Rutgers LAS

Comparative Medicine Resources (CMR)

Facts About The New Jersey Veterinary Medical Education Contract (NJVMEC) Program

CURRENT STATUS OF NJ CONTRACT PROGRAM: At this time (March 2011) there is no funding for out-of-state contract seats subsidized by New Jersey. The following has been left for historical interest in hope that the program may be re-established.  Rutgers students continue to gain acceptance to out-of-state veterinary schools.

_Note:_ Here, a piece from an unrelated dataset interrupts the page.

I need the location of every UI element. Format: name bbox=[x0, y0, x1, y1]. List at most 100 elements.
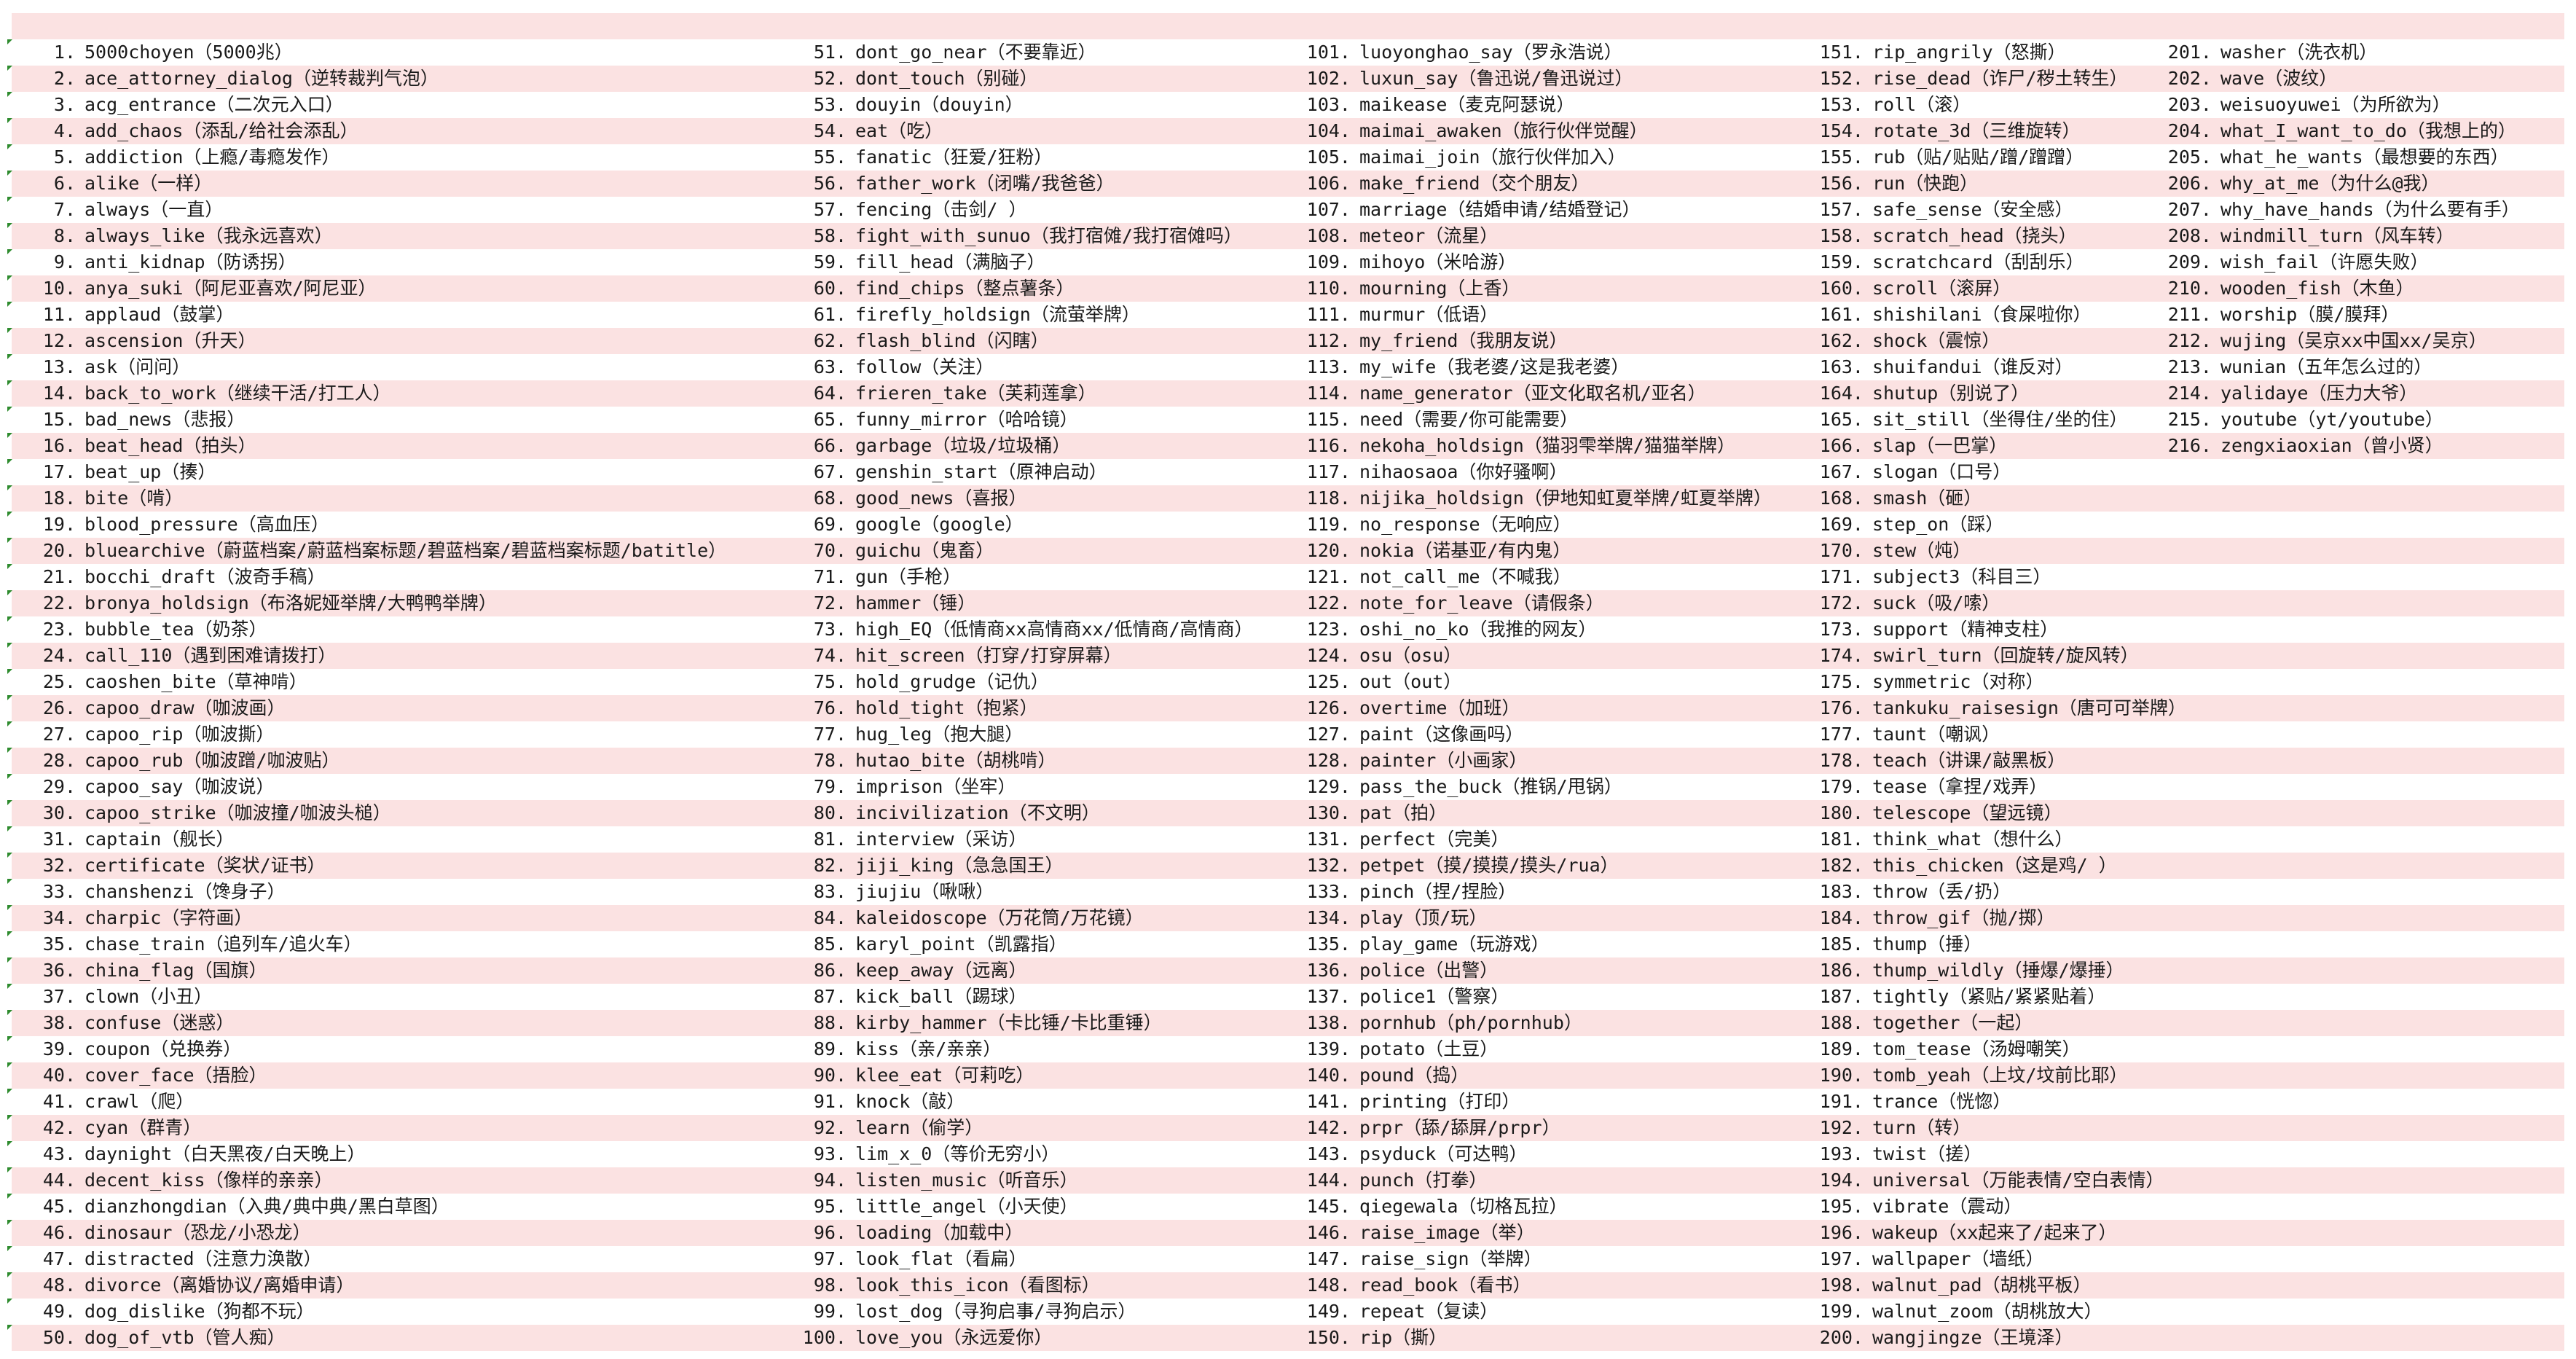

The New Jersey Veterinary Medical Education Contract Program (NJVMEC), established in 1971, compensates for the lack of a college of veterinary medicine in the State of New Jersey by “purchasing” seats for New Jersey residents at existing colleges in other states, such as the University of Pennsylvania*, Tufts University, Cornell University*, and others. (*not participating as of August 2007)
These “purchased” seats are then available only to between 90 and 120 New Jersey residents applying for admission to those veterinary schools.
Since the inception of the program, 744 New Jersey residents have occupied contract seats at out-of-state universities, of which more than 60 percent currently resident and work in New Jersey.
In 2006, DVM magazine listed New Jersey as having a projected 69-percent growth in available veterinary jobs from 2002-2012, placing the state first in the nation in the increased need for veterinarians.
This increased need includes positions not only for veterinary practitioners to take care of the millions of animals owned by New Jersey residents, but also in the pharmaceutical industries, state and local Departments of Health, regulatory agencies, animal control, wildlife agencies and colleges or universities that have animal research programs.
There are over 600 veterinary hospitals in New Jersey, ranging in size from a single veterinarian to over 50 practitioners, serving communities with practice loads of at least 7,000 to well over 100,000 pet-owning families.
Equine practitioners provide mobile service to the $710 million equine industry’s 70,000 animals, health and regulatory officials, pharmaceutical company employees and research scientists.
There currently are approximately 1,675 veterinarians working in New Jersey, over 26 percent of which attended veterinary school on the NJVMEC seats.
The NJVMEC program is a significant factor in encouraging New Jersey residents, especially women and minorities, to enroll in New Jersey universities for their undergraduate Pre-Veterinary requirements and over 50 percent of incoming Animal Science majors declare pre-veterinary medicine as their curricular focus, citing the availability of NJVMEC contract seats in making their decision to attend New Jersey schools instead of going out of state to establish residency elsewhere.
There are currently 96 New Jersey residents in NJVMEC seats, and the decision to cut the funding in half for FY2007 resulted in schools denying admission to qualified New Jersey residents, making the contract schools reluctant to open their doors to new New Jersey residents in the future.
It costs colleges of veterinary medicine $95,000 per year to educate a single veterinary student, and since 1971 the NJVMEC has spent $36.95 million to educate 744 veterinarians versus the $1.1 billion it cost to actually educate them, demonstrating the cost-effectiveness of the program.
If the program is discontinued, New Jersey residents pursuing a career in veterinary medicine will have less than a 1-in-30 chance of gaining admittance to an accredited college of veterinary medicine in North America, according to the New Jersey Veterinary Medical Education Advisory Committee.
Source: Resolution of the delegates to the 92 nd State Agricultural Convention, assembled in Atlantic City, New Jersey, on February 14, 2007, in support of the continuation of the NJVMEC program as a cost-effective and proven method of educating New Jersey residents pursuing careers in veterinary medicine.